Dans le roman de Giscard, le président se nomme aussi Henri, Jacques-Henri Lambertye plus précisément, et l'objet de ses pensées, non pas Diane, c'eût été par trop évident, mais Patricia, prénom qui pour n'être pas princier n'en est pas moins pourvu d'une certaine grâce. Patricia est princesse de Cardiff, «ville située dans le pays de Galles», tient à préciser l'auteur. Leur passion, comme celle des héros de Madame de La Fayette, est également violente.
«Promesse tenue»
Le livre s'ouvre sur une épigraphe intrigante : «Promesse tenue», qui semble signifier que Valéry Giscard d'Estaing s'acquitte là d'une dette, par-delà le temps et peut-être par-delà la mort. Mais envers qui ? À la fin du roman, il écrit : «“Vous m'avez demandé l'autorisation d'écrire votre récit”, me dit-elle. “Je vous la donne ! Mais faites-moi une promesse…”» Il est possible qu'il y ait là une clé.
La rencontre du président Lambertye et de la princesse Patricia a lieu au palais de Buckingham, pendant un dîner officiel de clôture du G7, «le groupe des sept pays les plus industrialisés de la planète qu'un de mes prédécesseurs avait invité pour la première fois en 1975» , note malicieusement l'auteur.
Le président est veuf. La princesse inconsolable : «Une dizaine de jours avant mon mariage, mon futur mari est venu me dire qu'il avait une maîtresse et qu'il était décidé à poursuivre ses relations avec elle après notre mariage.» Elle multiplie donc les aventures sans lendemain et plus sérieusement les engagements dans l'action caritative internationale (enfants sidéens, lutte contre les mines antipersonnel, etc.). À propos de son héroïne, Giscard avoue : «Je lui ai baisé la main, et elle m'a interrogé, ses yeux, maintenant ardoise, agrandis dans son visage, qu'elle tient incliné en avant.» On la voit.

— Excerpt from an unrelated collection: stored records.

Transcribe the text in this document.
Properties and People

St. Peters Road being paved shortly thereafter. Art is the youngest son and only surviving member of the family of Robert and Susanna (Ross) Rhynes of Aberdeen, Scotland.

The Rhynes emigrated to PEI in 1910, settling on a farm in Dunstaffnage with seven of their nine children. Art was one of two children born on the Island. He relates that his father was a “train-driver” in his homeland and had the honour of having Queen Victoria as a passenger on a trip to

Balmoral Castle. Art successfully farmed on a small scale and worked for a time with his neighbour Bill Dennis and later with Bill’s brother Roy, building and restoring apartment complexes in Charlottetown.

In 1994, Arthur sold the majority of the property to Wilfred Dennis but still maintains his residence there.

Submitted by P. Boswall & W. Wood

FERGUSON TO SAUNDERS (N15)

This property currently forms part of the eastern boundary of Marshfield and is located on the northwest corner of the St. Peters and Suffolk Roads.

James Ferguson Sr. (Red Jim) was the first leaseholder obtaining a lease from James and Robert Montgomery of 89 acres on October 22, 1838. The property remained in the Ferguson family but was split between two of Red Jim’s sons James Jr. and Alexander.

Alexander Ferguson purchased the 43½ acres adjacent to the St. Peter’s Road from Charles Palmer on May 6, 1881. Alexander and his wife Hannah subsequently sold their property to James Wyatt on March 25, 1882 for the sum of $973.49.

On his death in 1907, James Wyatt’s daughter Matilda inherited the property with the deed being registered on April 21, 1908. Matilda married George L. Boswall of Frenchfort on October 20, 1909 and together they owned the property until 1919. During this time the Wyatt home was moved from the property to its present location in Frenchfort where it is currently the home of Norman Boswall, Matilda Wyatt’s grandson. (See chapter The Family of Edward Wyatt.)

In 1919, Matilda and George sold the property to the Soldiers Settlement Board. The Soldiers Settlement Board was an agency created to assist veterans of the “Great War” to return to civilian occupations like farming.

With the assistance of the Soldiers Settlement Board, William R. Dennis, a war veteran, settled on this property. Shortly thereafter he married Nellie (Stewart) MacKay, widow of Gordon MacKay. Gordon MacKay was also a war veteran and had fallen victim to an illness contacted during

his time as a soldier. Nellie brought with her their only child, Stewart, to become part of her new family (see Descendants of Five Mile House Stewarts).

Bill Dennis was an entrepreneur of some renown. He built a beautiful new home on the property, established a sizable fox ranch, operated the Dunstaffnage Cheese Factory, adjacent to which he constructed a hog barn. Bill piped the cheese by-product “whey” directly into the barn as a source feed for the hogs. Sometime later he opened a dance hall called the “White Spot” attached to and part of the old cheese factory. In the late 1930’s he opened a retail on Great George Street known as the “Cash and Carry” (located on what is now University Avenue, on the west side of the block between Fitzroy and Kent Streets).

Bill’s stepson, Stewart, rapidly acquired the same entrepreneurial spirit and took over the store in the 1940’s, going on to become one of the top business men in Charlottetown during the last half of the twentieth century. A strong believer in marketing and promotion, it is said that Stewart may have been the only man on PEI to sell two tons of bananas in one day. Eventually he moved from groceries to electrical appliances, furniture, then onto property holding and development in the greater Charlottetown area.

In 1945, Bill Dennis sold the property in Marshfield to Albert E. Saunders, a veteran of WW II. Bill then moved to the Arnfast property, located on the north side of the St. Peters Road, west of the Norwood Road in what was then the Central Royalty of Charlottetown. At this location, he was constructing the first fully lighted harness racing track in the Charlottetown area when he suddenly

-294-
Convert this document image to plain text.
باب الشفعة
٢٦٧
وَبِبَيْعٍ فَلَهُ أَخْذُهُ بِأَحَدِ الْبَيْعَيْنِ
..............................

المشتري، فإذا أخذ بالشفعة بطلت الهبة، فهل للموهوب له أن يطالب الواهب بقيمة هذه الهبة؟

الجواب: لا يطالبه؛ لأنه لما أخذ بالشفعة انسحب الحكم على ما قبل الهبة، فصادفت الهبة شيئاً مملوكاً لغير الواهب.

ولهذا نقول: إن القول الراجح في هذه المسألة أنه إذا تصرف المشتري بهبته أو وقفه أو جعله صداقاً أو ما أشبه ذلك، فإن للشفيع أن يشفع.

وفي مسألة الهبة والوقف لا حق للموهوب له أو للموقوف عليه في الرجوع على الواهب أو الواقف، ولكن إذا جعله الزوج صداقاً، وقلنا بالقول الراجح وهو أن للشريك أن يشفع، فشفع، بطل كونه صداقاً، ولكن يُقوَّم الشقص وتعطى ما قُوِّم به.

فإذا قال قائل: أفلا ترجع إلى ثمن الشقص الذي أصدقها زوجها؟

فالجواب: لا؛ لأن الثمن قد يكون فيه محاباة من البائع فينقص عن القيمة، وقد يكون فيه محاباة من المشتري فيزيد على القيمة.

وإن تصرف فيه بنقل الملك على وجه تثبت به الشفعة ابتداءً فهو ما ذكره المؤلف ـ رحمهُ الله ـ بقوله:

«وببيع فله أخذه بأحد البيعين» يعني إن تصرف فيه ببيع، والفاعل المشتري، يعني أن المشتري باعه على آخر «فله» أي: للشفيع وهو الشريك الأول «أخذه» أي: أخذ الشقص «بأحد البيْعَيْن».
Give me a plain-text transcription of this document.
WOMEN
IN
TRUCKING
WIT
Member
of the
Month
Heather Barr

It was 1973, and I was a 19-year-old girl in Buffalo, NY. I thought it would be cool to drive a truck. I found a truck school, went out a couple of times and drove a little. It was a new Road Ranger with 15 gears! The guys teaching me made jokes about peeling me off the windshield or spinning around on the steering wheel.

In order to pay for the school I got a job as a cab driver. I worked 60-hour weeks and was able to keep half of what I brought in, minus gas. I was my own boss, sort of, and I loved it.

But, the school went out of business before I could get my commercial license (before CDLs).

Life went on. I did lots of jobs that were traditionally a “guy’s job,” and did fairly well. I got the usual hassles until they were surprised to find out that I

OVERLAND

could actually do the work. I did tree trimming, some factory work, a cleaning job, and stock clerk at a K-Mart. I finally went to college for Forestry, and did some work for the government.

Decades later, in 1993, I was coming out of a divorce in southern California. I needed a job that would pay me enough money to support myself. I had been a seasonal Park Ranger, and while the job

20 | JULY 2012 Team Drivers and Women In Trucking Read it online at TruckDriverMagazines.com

Pendant son septennat, l'auteur avait fait l'admiration de ses concitoyens en montrant sa remarquable connaissance de l'œuvre de Maupassant. Nulle surprise donc à voir son héros demander à la littérature des guides pour ses initiatives amoureuses : «Je pense à l'exaltation de Julien Sorel dans Le Rouge et le Noir, lorsqu'il aperçoit, tout près du sien, le bras de Mme de Rênal.» Plus loin, c'est un autre Normand, Barbey d'Aurevilly, qui donne à Lambertye le courage de faire le premier pas. Dans le train officiel qui les ramène, après les cérémonies de commémoration du Débarquement (1984), il s'empare de la main de la princesse posée sagement sous la table, comme il est d'usage en Grande-Bretagne. Ce faisant, il déclare s'inspirer de la scène du Rideau cramoisi qui réunit Alberte et le vicomte de Brassard. Ailleurs enfin, le président se détend en lisant Dumas et l'on se prend à penser que Giscard s'amuse à rejouer au XXe siècle la grande passion franco-anglaise, Anne d'Autriche et Buckingham, Lambertye et Patricia - mousquetaires en moins, paparazzi en plus, et in fine complications diplomatiques inchangées.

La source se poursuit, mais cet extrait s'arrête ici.